|Detection of Mouse Semaphorin 5A by Western Blot. Western blot shows lysates of beta TC‑6 mouse beta cell insulinoma cell line. PVDF Membrane was probed with 1 µg/mL of Sheep Anti-Human/Mouse/Rat Semaphorin 5A Antigen Affinity-purified Polyclonal Antibody (Catalog # AF5896) followed by HRP-conjugated Anti-Sheep IgG Secondary Antibody (Catalog # HAF016). A specific band was detected for Semaphorin 5A at approximately 135 kDa (as indicated). This experiment was conducted under reducing conditions and using Immunoblot Buffer Group 8.|
|Semaphorin 5A in beta TC‑6 Mouse Cell Line. Semaphorin 5A was detected in immersion fixed beta TC‑6 mouse beta cell insulinoma cell line using Sheep Anti-Human/Mouse/Rat Semaphorin 5A Antigen Affinity-purified Polyclonal Antibody (Catalog # AF5896) at 10 µg/mL for 3 hours at room temperature. Cells were stained using the NorthernLights™ 557-conjugated Anti-Sheep IgG Secondary Antibody (red; Catalog # NL010) and counterstained with DAPI (blue). Specific staining was localized to cytoplasm. View our protocol for Fluorescent ICC Staining of Cells on Coverslips.|
|Semaphorin 5A in Human Pancreas. Semaphorin 5A was detected in immersion fixed paraffin-embedded sections of human pancreas using Sheep Anti-Human/Mouse/Rat Semaphorin 5A Antigen Affinity-purified Polyclonal Antibody (Catalog # AF5896) at 5 µg/mL overnight at 4 °C. Tissue was stained using the Anti-Sheep HRP-DAB Cell & Tissue Staining Kit (brown; Catalog # CTS019) and counterstained with hemotoxylin (blue).

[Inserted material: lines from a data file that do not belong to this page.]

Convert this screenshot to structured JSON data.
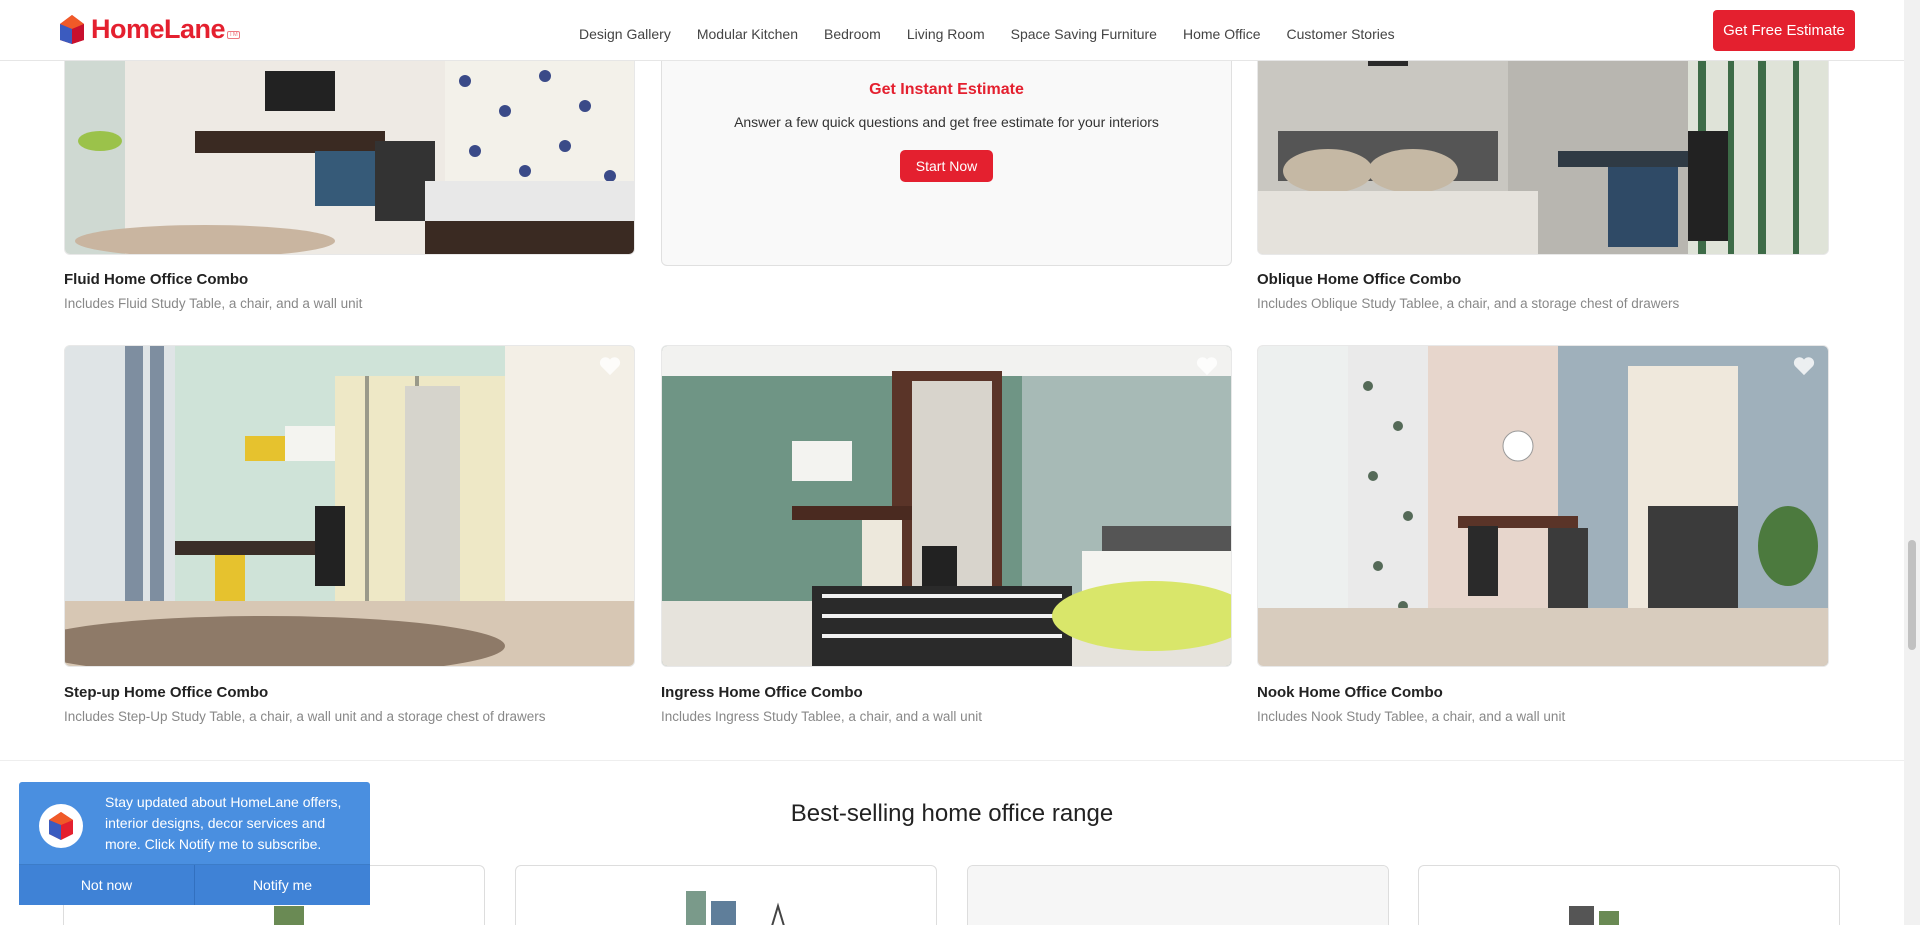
{
  "header": {
    "logo_text": "HomeLane",
    "logo_tm": "TM",
    "nav": [
      "Design Gallery",
      "Modular Kitchen",
      "Bedroom",
      "Living Room",
      "Space Saving Furniture",
      "Home Office",
      "Customer Stories"
    ],
    "cta": "Get Free Estimate"
  },
  "estimate": {
    "title": "Get Instant Estimate",
    "subtitle": "Answer a few quick questions and get free estimate for your interiors",
    "button": "Start Now"
  },
  "products": [
    {
      "title": "Fluid Home Office Combo",
      "desc": "Includes Fluid Study Table, a chair, and a wall unit"
    },
    {
      "title": "Oblique Home Office Combo",
      "desc": "Includes Oblique Study Tablee, a chair, and a storage chest of drawers"
    },
    {
      "title": "Step-up Home Office Combo",
      "desc": "Includes Step-Up Study Table, a chair, a wall unit and a storage chest of drawers"
    },
    {
      "title": "Ingress Home Office Combo",
      "desc": "Includes Ingress Study Tablee, a chair, and a wall unit"
    },
    {
      "title": "Nook Home Office Combo",
      "desc": "Includes Nook Study Tablee, a chair, and a wall unit"
    }
  ],
  "section": {
    "title": "Best-selling home office range"
  },
  "notification": {
    "text": "Stay updated about HomeLane offers, interior designs, decor services and more. Click Notify me to subscribe.",
    "not_now": "Not now",
    "notify_me": "Notify me"
  },
  "colors": {
    "brand": "#e4202f",
    "notify": "#4a8fe0"
  }
}
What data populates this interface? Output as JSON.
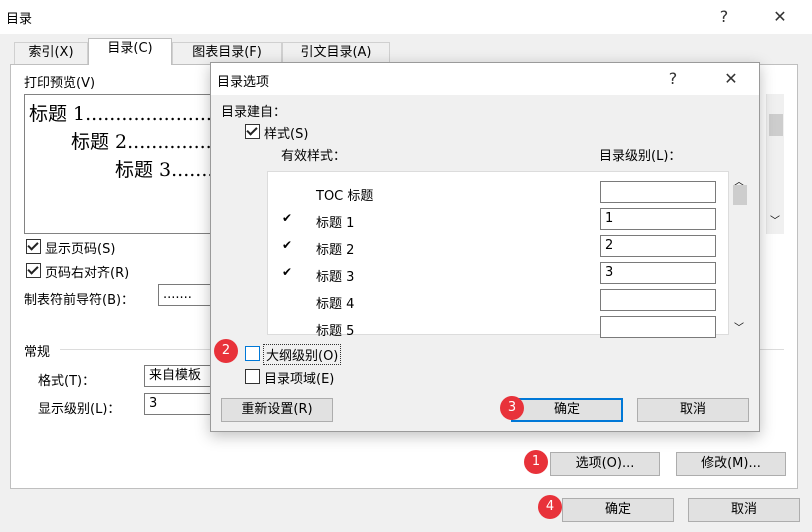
{
  "window": {
    "title": "目录",
    "help_glyph": "?",
    "close_glyph": "✕"
  },
  "tabs": [
    {
      "label": "索引(X)"
    },
    {
      "label": "目录(C)"
    },
    {
      "label": "图表目录(F)"
    },
    {
      "label": "引文目录(A)"
    }
  ],
  "print_preview": {
    "label": "打印预览(V)",
    "lines": [
      "标题 1.....................",
      "标题 2...............",
      "标题 3.........."
    ]
  },
  "options_main": {
    "show_page_numbers": {
      "label": "显示页码(S)",
      "checked": true
    },
    "right_align": {
      "label": "页码右对齐(R)",
      "checked": true
    },
    "tab_leader_label": "制表符前导符(B)：",
    "tab_leader_value": "......."
  },
  "general": {
    "section_label": "常规",
    "format_label": "格式(T)：",
    "format_value": "来自模板",
    "levels_label": "显示级别(L)：",
    "levels_value": "3"
  },
  "main_buttons": {
    "options": "选项(O)...",
    "modify": "修改(M)...",
    "ok": "确定",
    "cancel": "取消"
  },
  "dialog": {
    "title": "目录选项",
    "help_glyph": "?",
    "close_glyph": "✕",
    "build_from": "目录建自：",
    "styles_checkbox": {
      "label": "样式(S)",
      "checked": true
    },
    "available_styles_header": "有效样式：",
    "toc_level_header": "目录级别(L)：",
    "styles": [
      {
        "name": "TOC 标题",
        "checked": false,
        "level": ""
      },
      {
        "name": "标题 1",
        "checked": true,
        "level": "1"
      },
      {
        "name": "标题 2",
        "checked": true,
        "level": "2"
      },
      {
        "name": "标题 3",
        "checked": true,
        "level": "3"
      },
      {
        "name": "标题 4",
        "checked": false,
        "level": ""
      },
      {
        "name": "标题 5",
        "checked": false,
        "level": ""
      }
    ],
    "outline_levels": {
      "label": "大纲级别(O)",
      "checked": false
    },
    "toc_fields": {
      "label": "目录项域(E)",
      "checked": false
    },
    "reset_button": "重新设置(R)",
    "ok_button": "确定",
    "cancel_button": "取消",
    "check_glyph": "✔",
    "scroll_up": "︿",
    "scroll_down": "﹀"
  },
  "badges": [
    "1",
    "2",
    "3",
    "4"
  ],
  "colors": {
    "badge": "#e8323a",
    "focus": "#0078d7"
  }
}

Specific staining was localized to the plasma membranes of epithelial cells. View our protocol for Chromogenic IHC Staining of Paraffin-embedded Tissue Sections.|
Semaphorin 5A (Sema5A, previously called SemaF) is a 140 kDa protein of the semaphorin family of axon guidance molecules (1‑4). Class 5 semaphorins are type I transmembrane glycoproteins with an N-terminal Sema domain and multiple juxtamembrane type 1 thrombospondin (TSP) repeats within their extracellular domains (1‑3). Sema5A is expressed developmentally in oligodendrocytes, neuroepithelial cells surrounding retinal axons, the base of limb buds, the cardiac atrial septum and endocardial cushions, and the mesoderm surrounding cranial vessels (4‑6). The human Sema5A cDNA encodes a 22 amino acid (aa) signal sequence, a 946 aa extracellular domain (ECD), a 22 aa transmembrane sequence and an 85 aa cytoplasmic portion. Within aa 23‑765, which includes the sema domain and four of the seven TSP repeats, human Sema5A shares 93% aa identity with corresponding mouse, rat, and canine sequences. Semaphorins typically transduce signals through transmembrane plexins (1, 2). The sema domain of Sema5A binds plexin B3, triggering signaling via HGF R/c-Met (7). Both Sema5A and plexin B3 are expressed postnatally during differentiation and migration of central nervous system oligodendrocytes. However, plexin B3 is not significantly expressed prenatally and therefore unlikely to be the Sema5A receptor during development (7, 8). The Sema5A TSP repeats interact with either heparin sulfate or chondroitin sulfate proteoglycans (HSPG, CSPG) (9). HSPG interaction promotes attraction, while CSPG interaction promotes repulsion and is essential for axon fasciculation, independent of plexin B3 (9, 10). Sema5A mutations have been implicated in the genetic syndrome, cri-du-chat, while some polymorphisms may increase risk for neurodegenerative diseases such as Parkinson’s (3, 11). Sema5A expression may be upregulated in metastatic cancer cells and downregulated in autism (12, 13).